You’re considering both Chapter 7 bankruptcy and Chapter 13 bankruptcy, but you’re not sure which one is right for you. If you have assets you want to retain, while it can be done with either one, Chapter 13 may make it easier.
Keep in mind that the biggest difference between the two is that Chapter 13 creates a repayment plan. That plan typically lasts for three to five years. Chapter 7, though, liquidates unneeded assets that are not exempt. It then pays off a portion of the debt with the proceeds and forgives the rest.
There are exemptions for Chapter 7, so don’t assume that you’ll lose all of your assets. For instance, you may be able to keep tools that you need in your line of work.

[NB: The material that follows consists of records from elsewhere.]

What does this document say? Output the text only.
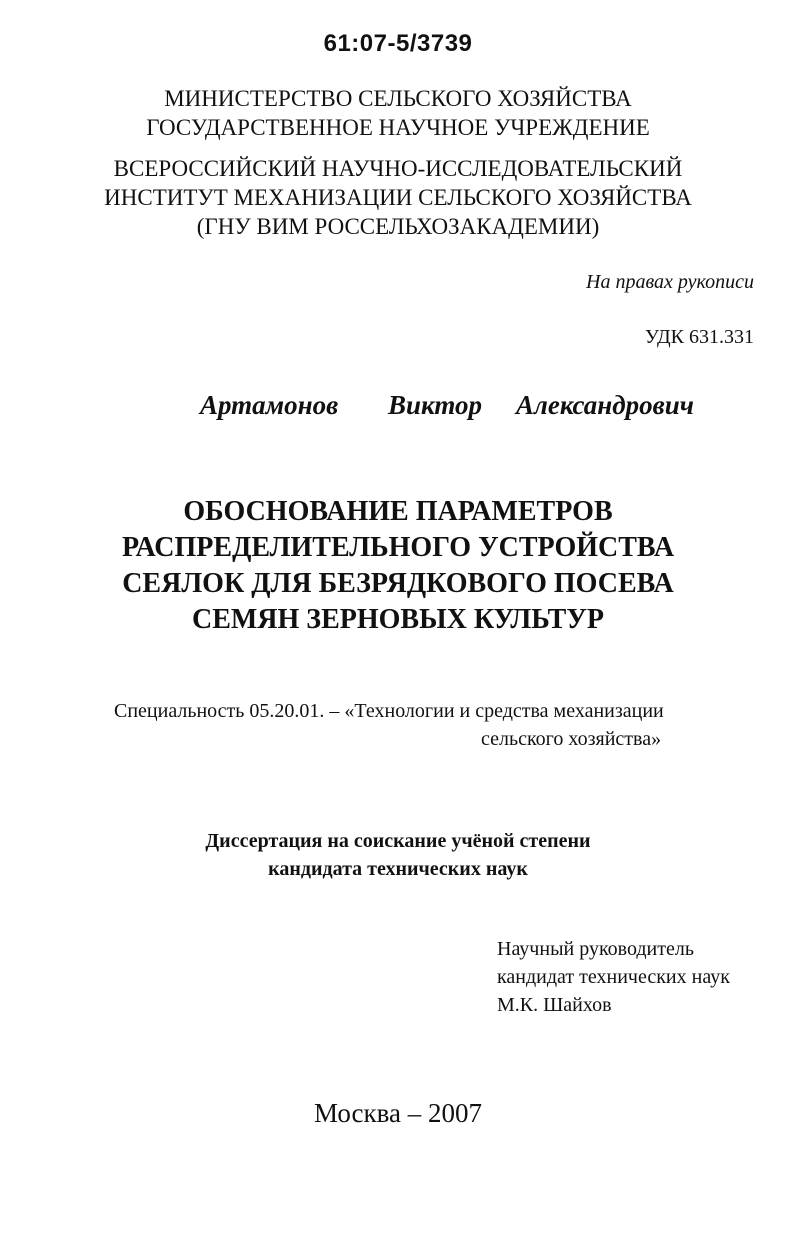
61:07-5/3739
МИНИСТЕРСТВО СЕЛЬСКОГО ХОЗЯЙСТВА
ГОСУДАРСТВЕННОЕ НАУЧНОЕ УЧРЕЖДЕНИЕ
ВСЕРОССИЙСКИЙ НАУЧНО-ИССЛЕДОВАТЕЛЬСКИЙ
ИНСТИТУТ МЕХАНИЗАЦИИ СЕЛЬСКОГО ХОЗЯЙСТВА
(ГНУ ВИМ РОССЕЛЬХОЗАКАДЕМИИ)
На правах рукописи
УДК 631.331
Артамонов Виктор Александрович
ОБОСНОВАНИЕ ПАРАМЕТРОВ
РАСПРЕДЕЛИТЕЛЬНОГО УСТРОЙСТВА
СЕЯЛОК ДЛЯ БЕЗРЯДКОВОГО ПОСЕВА
СЕМЯН ЗЕРНОВЫХ КУЛЬТУР
Специальность 05.20.01. – «Технологии и средства механизации
сельского хозяйства»
Диссертация на соискание учёной степени
кандидата технических наук
Научный руководитель
кандидат технических наук
М.К. Шайхов
Москва – 2007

However, maybe you have additional assets that you don’t want to give up, like a second car. These may be liquidated with Chapter 7, but you may be allowed to keep them with Chapter 13.
There is a stipulation: You have to make your monthly payments on time. If you fail, you could just lose your assets at a later date. As long as you pay, though, you protect what you own.

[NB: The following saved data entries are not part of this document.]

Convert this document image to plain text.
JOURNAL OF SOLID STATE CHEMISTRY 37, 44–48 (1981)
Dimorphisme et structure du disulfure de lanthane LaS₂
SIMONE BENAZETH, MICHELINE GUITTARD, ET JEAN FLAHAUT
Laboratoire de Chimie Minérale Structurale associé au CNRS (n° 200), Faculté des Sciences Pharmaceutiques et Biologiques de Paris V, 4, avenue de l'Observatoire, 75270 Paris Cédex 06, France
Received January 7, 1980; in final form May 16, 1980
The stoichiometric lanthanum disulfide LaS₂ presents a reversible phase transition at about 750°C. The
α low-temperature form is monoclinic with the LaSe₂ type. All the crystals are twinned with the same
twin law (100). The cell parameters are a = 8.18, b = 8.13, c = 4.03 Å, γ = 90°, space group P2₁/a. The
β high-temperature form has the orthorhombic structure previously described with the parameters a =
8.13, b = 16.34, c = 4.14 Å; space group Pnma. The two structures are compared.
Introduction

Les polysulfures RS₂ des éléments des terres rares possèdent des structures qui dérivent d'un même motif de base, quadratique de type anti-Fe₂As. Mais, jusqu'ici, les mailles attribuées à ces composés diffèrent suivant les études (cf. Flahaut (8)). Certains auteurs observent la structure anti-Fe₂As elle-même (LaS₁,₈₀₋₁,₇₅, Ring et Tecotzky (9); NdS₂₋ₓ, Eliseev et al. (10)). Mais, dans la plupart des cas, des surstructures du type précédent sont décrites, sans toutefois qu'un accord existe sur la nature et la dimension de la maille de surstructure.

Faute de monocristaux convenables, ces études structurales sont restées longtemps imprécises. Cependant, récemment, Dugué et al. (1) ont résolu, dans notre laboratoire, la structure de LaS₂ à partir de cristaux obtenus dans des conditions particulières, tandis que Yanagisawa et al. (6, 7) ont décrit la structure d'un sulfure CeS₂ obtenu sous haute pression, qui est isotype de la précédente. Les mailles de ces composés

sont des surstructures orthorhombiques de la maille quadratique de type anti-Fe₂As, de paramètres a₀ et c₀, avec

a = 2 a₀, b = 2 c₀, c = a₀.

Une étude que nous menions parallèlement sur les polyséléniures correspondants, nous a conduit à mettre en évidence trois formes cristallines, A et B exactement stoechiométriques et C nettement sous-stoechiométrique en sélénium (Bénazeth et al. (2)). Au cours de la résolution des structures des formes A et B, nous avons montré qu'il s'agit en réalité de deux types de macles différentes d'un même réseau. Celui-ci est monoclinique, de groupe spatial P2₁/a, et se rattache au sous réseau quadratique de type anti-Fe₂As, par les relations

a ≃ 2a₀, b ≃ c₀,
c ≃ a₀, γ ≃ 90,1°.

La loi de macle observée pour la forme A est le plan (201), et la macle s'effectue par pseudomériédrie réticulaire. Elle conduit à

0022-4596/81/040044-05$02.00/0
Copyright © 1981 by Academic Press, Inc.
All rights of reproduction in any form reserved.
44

There are many things you must consider when deciding between Chapter 7 and Chapter 13, such as your employment status, how much you earn every month and which assets are exempt from the process. You may not qualify for both. If you do, though, this is one of the huge upsides to Chapter 13.
No matter which type of bankruptcy you decide to use, be sure you know all of the proper legal steps to take to ensure that the process goes smoothly.